Credit Repair After Bankruptcy
Each person’s credit history is rated and the score, usually between 400 to 900, reflects that person’s financial health. A low score means you are in poor financial condition, while a high score reflects your excellent financial health. The score you receive is used by lenders, insurance companies and landlords, among others, to determine whether and how much to loan you money or authorize the use of a credit card and what interest rate to charge for the loan.
There are several factors that determine what credit score you receive. The most important factor is your payment history. If you pay late, had an account sent to collection or charged-off, your credit score will be lowered. Conversely, if you pay all debts on time, your credit score will be raised. The next major factor in determining your credit score is the total amount of your outstanding debt.

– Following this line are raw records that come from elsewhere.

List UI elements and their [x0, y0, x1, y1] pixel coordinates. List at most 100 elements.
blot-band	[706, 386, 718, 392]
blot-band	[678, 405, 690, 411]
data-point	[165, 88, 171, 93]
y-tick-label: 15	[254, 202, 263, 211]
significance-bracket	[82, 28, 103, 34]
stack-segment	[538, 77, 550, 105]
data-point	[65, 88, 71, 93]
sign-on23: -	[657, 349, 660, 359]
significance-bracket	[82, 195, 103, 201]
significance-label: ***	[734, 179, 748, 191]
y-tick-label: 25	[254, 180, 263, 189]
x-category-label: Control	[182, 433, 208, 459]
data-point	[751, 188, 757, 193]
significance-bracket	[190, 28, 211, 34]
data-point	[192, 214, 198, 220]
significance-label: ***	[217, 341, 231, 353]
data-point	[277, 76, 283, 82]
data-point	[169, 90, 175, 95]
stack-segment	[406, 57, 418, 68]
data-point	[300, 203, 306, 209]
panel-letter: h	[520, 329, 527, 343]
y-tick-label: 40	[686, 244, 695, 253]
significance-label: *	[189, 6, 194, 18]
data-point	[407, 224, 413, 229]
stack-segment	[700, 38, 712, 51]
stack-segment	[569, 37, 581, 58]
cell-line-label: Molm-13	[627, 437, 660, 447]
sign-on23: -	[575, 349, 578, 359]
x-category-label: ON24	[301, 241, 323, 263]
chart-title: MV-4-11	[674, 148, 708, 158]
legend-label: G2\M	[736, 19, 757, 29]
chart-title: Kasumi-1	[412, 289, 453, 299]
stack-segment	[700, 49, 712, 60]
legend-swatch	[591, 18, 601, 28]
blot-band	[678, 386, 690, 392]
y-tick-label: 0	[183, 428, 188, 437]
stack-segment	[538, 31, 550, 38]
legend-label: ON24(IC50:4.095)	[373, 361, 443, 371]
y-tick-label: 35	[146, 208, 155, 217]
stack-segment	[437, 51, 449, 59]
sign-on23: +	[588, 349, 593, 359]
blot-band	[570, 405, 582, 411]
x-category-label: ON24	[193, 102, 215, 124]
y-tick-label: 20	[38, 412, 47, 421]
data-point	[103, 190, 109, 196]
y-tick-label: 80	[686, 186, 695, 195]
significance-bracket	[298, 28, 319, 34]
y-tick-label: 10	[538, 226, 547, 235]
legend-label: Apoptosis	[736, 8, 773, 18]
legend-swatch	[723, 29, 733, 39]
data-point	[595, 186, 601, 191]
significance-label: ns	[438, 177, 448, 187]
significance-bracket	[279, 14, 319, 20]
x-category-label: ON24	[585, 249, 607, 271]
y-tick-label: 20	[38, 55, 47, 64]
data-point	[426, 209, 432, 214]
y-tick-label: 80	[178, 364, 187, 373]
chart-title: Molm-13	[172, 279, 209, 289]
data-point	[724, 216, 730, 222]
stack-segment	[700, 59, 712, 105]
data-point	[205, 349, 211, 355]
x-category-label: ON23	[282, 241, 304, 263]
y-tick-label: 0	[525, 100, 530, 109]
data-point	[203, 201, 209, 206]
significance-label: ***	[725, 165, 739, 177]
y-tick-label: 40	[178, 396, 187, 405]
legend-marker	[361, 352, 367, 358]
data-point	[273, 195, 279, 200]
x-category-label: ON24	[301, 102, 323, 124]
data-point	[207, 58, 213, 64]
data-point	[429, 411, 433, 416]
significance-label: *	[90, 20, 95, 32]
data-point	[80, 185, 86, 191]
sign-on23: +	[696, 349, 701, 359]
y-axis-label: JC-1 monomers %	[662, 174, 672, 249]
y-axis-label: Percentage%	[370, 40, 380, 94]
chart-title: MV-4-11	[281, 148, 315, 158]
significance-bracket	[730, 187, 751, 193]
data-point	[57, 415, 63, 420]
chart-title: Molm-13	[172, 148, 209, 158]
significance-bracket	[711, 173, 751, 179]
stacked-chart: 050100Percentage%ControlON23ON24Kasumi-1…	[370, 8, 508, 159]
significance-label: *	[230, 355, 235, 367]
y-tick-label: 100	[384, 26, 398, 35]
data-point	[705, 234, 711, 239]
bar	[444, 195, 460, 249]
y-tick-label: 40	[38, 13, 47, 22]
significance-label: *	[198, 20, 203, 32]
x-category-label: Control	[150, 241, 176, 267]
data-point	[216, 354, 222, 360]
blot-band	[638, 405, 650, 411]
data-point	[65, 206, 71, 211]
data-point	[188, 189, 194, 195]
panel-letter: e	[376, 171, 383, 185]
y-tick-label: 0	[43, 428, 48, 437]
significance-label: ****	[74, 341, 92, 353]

If you owe many creditors and are close to the maximum credit limit on each card your score will be negatively affected. Other factors considered include the duration of your credit history. A younger person with little or no credit history will have a lower score than someone who has had accounts for more than five years. If you have recently applied for multiple new accounts, each application will be noted on your credit report and will lower your score. The types of credit you have will also affect your credit score. For example, a person with a mortgage and car loan will score higher than someone with only credit card accounts. Obviously, filing for bankruptcy and having your debts discharged will lower your credit score.

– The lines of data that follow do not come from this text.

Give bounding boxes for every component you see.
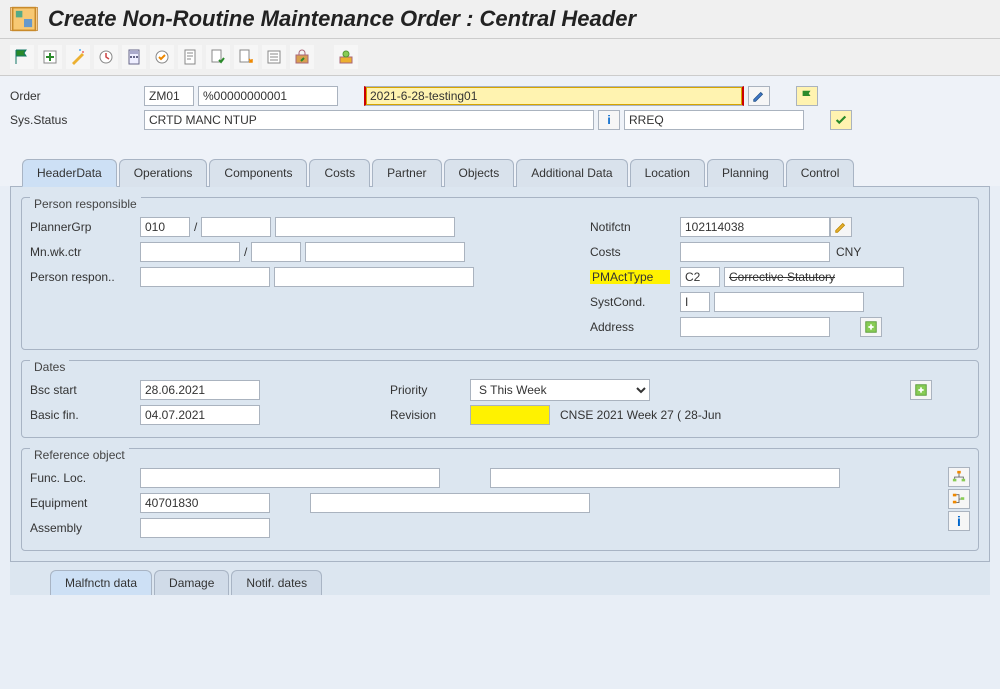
assembly-input[interactable] — [140, 518, 270, 538]
subtab-notif-dates[interactable]: Notif. dates — [231, 570, 322, 595]
mnwkctr-input2[interactable] — [251, 242, 301, 262]
priority-label: Priority — [390, 383, 470, 397]
order-type-input[interactable] — [144, 86, 194, 106]
title-bar: Create Non-Routine Maintenance Order : C… — [0, 0, 1000, 39]
sub-tabs: Malfnctn data Damage Notif. dates — [10, 562, 990, 595]
structure-icon[interactable] — [948, 489, 970, 509]
func-loc-input[interactable] — [140, 468, 440, 488]
tab-location[interactable]: Location — [630, 159, 705, 187]
header-fields: Order Sys.Status i — [0, 76, 1000, 140]
tab-control[interactable]: Control — [786, 159, 855, 187]
calculator-icon[interactable] — [122, 45, 146, 69]
services-icon[interactable] — [290, 45, 314, 69]
check-button-icon[interactable] — [830, 110, 852, 130]
func-loc-label: Func. Loc. — [30, 471, 140, 485]
main-tabs: HeaderData Operations Components Costs P… — [0, 140, 1000, 186]
doc-check-icon[interactable] — [206, 45, 230, 69]
flag-icon[interactable] — [10, 45, 34, 69]
costs-input[interactable] — [680, 242, 830, 262]
edit-desc-icon[interactable] — [748, 86, 770, 106]
edit-notif-icon[interactable] — [830, 217, 852, 237]
person-respon-desc — [274, 267, 474, 287]
address-label: Address — [590, 320, 680, 334]
revision-label: Revision — [390, 408, 470, 422]
pmact-desc — [724, 267, 904, 287]
subtab-malfnctn[interactable]: Malfnctn data — [50, 570, 152, 595]
currency-label: CNY — [836, 245, 861, 259]
flag-button-icon[interactable] — [796, 86, 818, 106]
person-responsible-group: Person responsible PlannerGrp / Mn.wk.ct… — [21, 197, 979, 350]
doc-arrow-icon[interactable] — [234, 45, 258, 69]
basic-fin-label: Basic fin. — [30, 408, 140, 422]
page-title: Create Non-Routine Maintenance Order : C… — [48, 6, 636, 32]
func-loc-desc — [490, 468, 840, 488]
basic-fin-input[interactable] — [140, 405, 260, 425]
order-number-input[interactable] — [198, 86, 338, 106]
planner-grp-desc — [275, 217, 455, 237]
tab-components[interactable]: Components — [209, 159, 307, 187]
tab-additional[interactable]: Additional Data — [516, 159, 627, 187]
tab-headerdata[interactable]: HeaderData — [22, 159, 117, 187]
toolbar — [0, 39, 1000, 76]
priority-select[interactable]: S This Week — [470, 379, 650, 401]
revision-input[interactable] — [470, 405, 550, 425]
bsc-start-input[interactable] — [140, 380, 260, 400]
person-respon-label: Person respon.. — [30, 270, 140, 284]
order-label: Order — [10, 89, 140, 103]
list-icon[interactable] — [262, 45, 286, 69]
address-expand-icon[interactable] — [860, 317, 882, 337]
hierarchy-icon[interactable] — [948, 467, 970, 487]
sys-status2-input — [624, 110, 804, 130]
revision-desc: CNSE 2021 Week 27 ( 28-Jun — [560, 408, 721, 422]
order-desc-input[interactable] — [364, 86, 744, 106]
mnwkctr-desc — [305, 242, 465, 262]
pmact-input[interactable] — [680, 267, 720, 287]
info-icon[interactable]: i — [598, 110, 620, 130]
object-icon[interactable] — [334, 45, 358, 69]
equipment-desc — [310, 493, 590, 513]
assembly-label: Assembly — [30, 521, 140, 535]
equipment-label: Equipment — [30, 496, 140, 510]
document-icon[interactable] — [178, 45, 202, 69]
ref-side-icons: i — [948, 467, 970, 542]
subtab-damage[interactable]: Damage — [154, 570, 229, 595]
systcond-input[interactable] — [680, 292, 710, 312]
notifctn-label: Notifctn — [590, 220, 680, 234]
sys-status-input — [144, 110, 594, 130]
bsc-start-label: Bsc start — [30, 383, 140, 397]
planner-grp-input[interactable] — [140, 217, 190, 237]
systcond-label: SystCond. — [590, 295, 680, 309]
app-icon — [10, 7, 38, 31]
tab-costs[interactable]: Costs — [309, 159, 370, 187]
reference-title: Reference object — [30, 448, 129, 462]
costs-label: Costs — [590, 245, 680, 259]
tab-objects[interactable]: Objects — [444, 159, 515, 187]
mnwkctr-input[interactable] — [140, 242, 240, 262]
mnwkctr-label: Mn.wk.ctr — [30, 245, 140, 259]
sys-status-label: Sys.Status — [10, 113, 140, 127]
planner-grp-label: PlannerGrp — [30, 220, 140, 234]
pmact-label: PMActType — [590, 270, 670, 284]
person-responsible-title: Person responsible — [30, 197, 141, 211]
wand-icon[interactable] — [66, 45, 90, 69]
tab-planning[interactable]: Planning — [707, 159, 784, 187]
schedule-icon[interactable] — [94, 45, 118, 69]
priority-expand-icon[interactable] — [910, 380, 932, 400]
dates-title: Dates — [30, 360, 69, 374]
release-icon[interactable] — [38, 45, 62, 69]
planner-grp-input2[interactable] — [201, 217, 271, 237]
dates-group: Dates Bsc start Priority S This Week Bas… — [21, 360, 979, 438]
tab-operations[interactable]: Operations — [119, 159, 208, 187]
systcond-desc — [714, 292, 864, 312]
person-respon-input[interactable] — [140, 267, 270, 287]
notifctn-input[interactable] — [680, 217, 830, 237]
equipment-input[interactable] — [140, 493, 270, 513]
address-input[interactable] — [680, 317, 830, 337]
reference-group: Reference object Func. Loc. Equipment As… — [21, 448, 979, 551]
tab-partner[interactable]: Partner — [372, 159, 441, 187]
info-ref-icon[interactable]: i — [948, 511, 970, 531]
complete-icon[interactable] — [150, 45, 174, 69]
main-panel: Person responsible PlannerGrp / Mn.wk.ct… — [10, 186, 990, 562]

There are several things you can do to raise your credit score after filing bankruptcy. First, you should get a copy of your credit report by contacting the reporting companies, Experian (888-397-3742), Transunion (888-503-0048) and Equifax (800) 685-1111. Review the reports carefully. If you notice any inaccuracies or mistakes, contact the reporting agency and let them know what item in the report is not accurate or is outdated. The agencies have 30 days to investigate and correct the alleged mistake. They are not obligated to investigate frivolous complaints. They will not correct or change any negative information that is accurate, notwithstanding the claims of certain credit repair companies.
One of the main things you can do to rebuild your credit is to pay all nondischarged debts on time such as your mortgage, car note or student loan. All future bills, such as new credit cards should be paid on time. You should get one secured credit card after you file, use it to make small purchases, and make sure to pay the bill on time.

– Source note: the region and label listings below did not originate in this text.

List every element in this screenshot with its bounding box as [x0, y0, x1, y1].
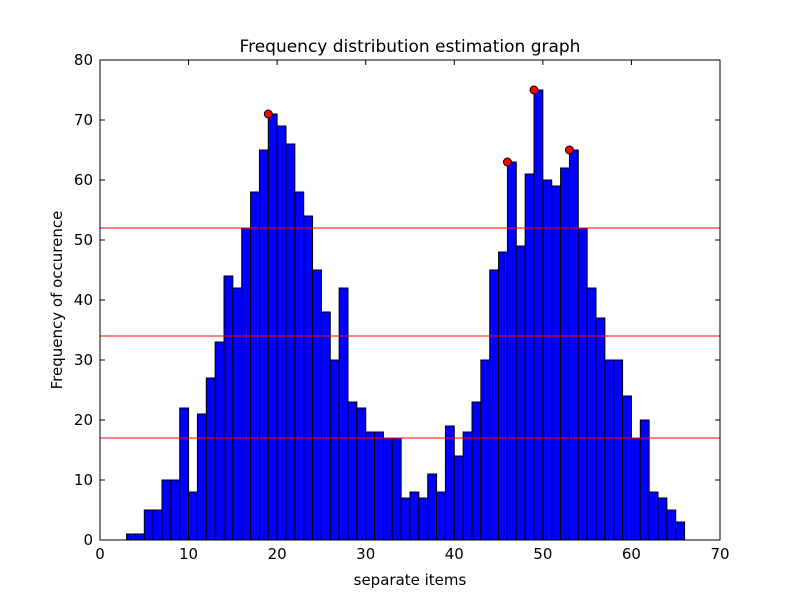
histogram-bar [347, 401, 358, 541]
histogram-bar [568, 149, 579, 541]
x-axis-ticks: 0 10 20 30 40 50 60 70 [95, 60, 730, 563]
histogram-bar [595, 317, 606, 541]
y-tick-label: 20 [74, 411, 93, 429]
x-tick-label: 60 [622, 545, 641, 563]
histogram-bar [391, 437, 402, 541]
y-tick-label: 50 [74, 231, 93, 249]
histogram-bar [400, 497, 411, 541]
histogram-bar [250, 191, 260, 541]
histogram-bar [462, 431, 473, 541]
histogram-bar [161, 479, 172, 541]
histogram-bar [524, 173, 535, 541]
x-tick-label: 0 [95, 545, 105, 563]
y-tick-label: 30 [74, 351, 93, 369]
peak-marker [263, 109, 273, 119]
histogram-bar [374, 431, 384, 541]
histogram-bar [657, 497, 668, 541]
histogram-bar [152, 509, 163, 541]
y-tick-label: 0 [83, 531, 93, 549]
y-axis-label: Frequency of occurence [48, 211, 66, 390]
histogram-bar [267, 113, 278, 541]
y-axis-ticks: 0 10 20 30 40 50 60 70 80 [74, 51, 720, 549]
histogram-bar [143, 509, 154, 541]
y-tick-label: 70 [74, 111, 93, 129]
histogram-bar [329, 359, 340, 541]
histogram-bar [285, 143, 296, 541]
histogram-bar [303, 215, 314, 541]
x-tick-label: 70 [710, 545, 729, 563]
histogram-bar [170, 479, 181, 541]
histogram-bar [542, 179, 553, 541]
histogram-bar [276, 125, 287, 541]
peak-marker [564, 145, 574, 155]
histogram-bar [223, 275, 234, 541]
reference-lines [100, 227, 720, 439]
histogram-bar [356, 407, 367, 541]
histogram-bar [196, 413, 207, 541]
y-tick-label: 80 [74, 51, 93, 69]
y-tick-label: 60 [74, 171, 93, 189]
y-tick-label: 40 [74, 291, 93, 309]
histogram-bar [533, 89, 544, 541]
x-tick-label: 10 [179, 545, 198, 563]
histogram-bar [382, 437, 393, 541]
histogram-bar [444, 425, 455, 541]
histogram-bar [622, 395, 632, 541]
histogram-bar [312, 269, 322, 541]
peak-marker [529, 85, 539, 95]
histogram-bar [480, 359, 491, 541]
histogram-bar [232, 287, 243, 541]
y-tick-label: 10 [74, 471, 93, 489]
chart-title: Frequency distribution estimation graph [240, 37, 581, 57]
peak-markers [263, 85, 574, 167]
histogram-bar [613, 359, 624, 541]
histogram-bar [188, 491, 198, 541]
histogram-bar [179, 407, 190, 541]
histogram-bar [648, 491, 659, 541]
histogram-bar [515, 245, 526, 541]
histogram-bar [577, 227, 588, 541]
histogram-bar [506, 161, 517, 541]
x-tick-label: 50 [533, 545, 552, 563]
histogram-bar [453, 455, 464, 541]
histogram-bar [551, 185, 562, 541]
histogram-bar [560, 167, 570, 541]
histogram-bar [241, 227, 252, 541]
histogram-bar [294, 191, 305, 541]
histogram-bar [666, 509, 677, 541]
histogram-bar [489, 269, 500, 541]
histogram-bar [320, 311, 331, 541]
x-tick-label: 40 [445, 545, 464, 563]
histogram-bar [214, 341, 225, 541]
histogram-bar [365, 431, 376, 541]
histogram-bar [471, 401, 482, 541]
histogram-bar [205, 377, 216, 541]
histogram-bar [498, 251, 508, 541]
x-tick-label: 30 [356, 545, 375, 563]
x-axis-label: separate items [354, 571, 467, 589]
histogram-bar [436, 491, 446, 541]
histogram-bar [586, 287, 597, 541]
histogram-bar [604, 359, 615, 541]
histogram-bar [258, 149, 269, 541]
x-tick-label: 20 [268, 545, 287, 563]
histogram-bar [126, 533, 136, 541]
histogram-bar [409, 491, 420, 541]
histogram-bar [134, 533, 145, 541]
peak-marker [502, 157, 512, 167]
histogram-bar [427, 473, 438, 541]
histogram-bar [675, 521, 686, 541]
histogram-bar [418, 497, 429, 541]
histogram-bar [338, 287, 349, 541]
histogram-bar [630, 437, 641, 541]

Over the course of time, you should build up the credit limit and make sure to pay the entire balance each month. Do not apply for more than one or two credit cards, including store credit cards. Keep the credit accounts in good standing for a long time. Finally, do not apply for loans or increase your credit limit for more than you will be able to repay at the end of the month.
If you follow these steps your credit score should be raised. After following these steps for two years you should be able to get a loan at the regular rate of interest. The information in this article is general and each situation is different. You should consult a credit counselor or an attorney for specific information for your case.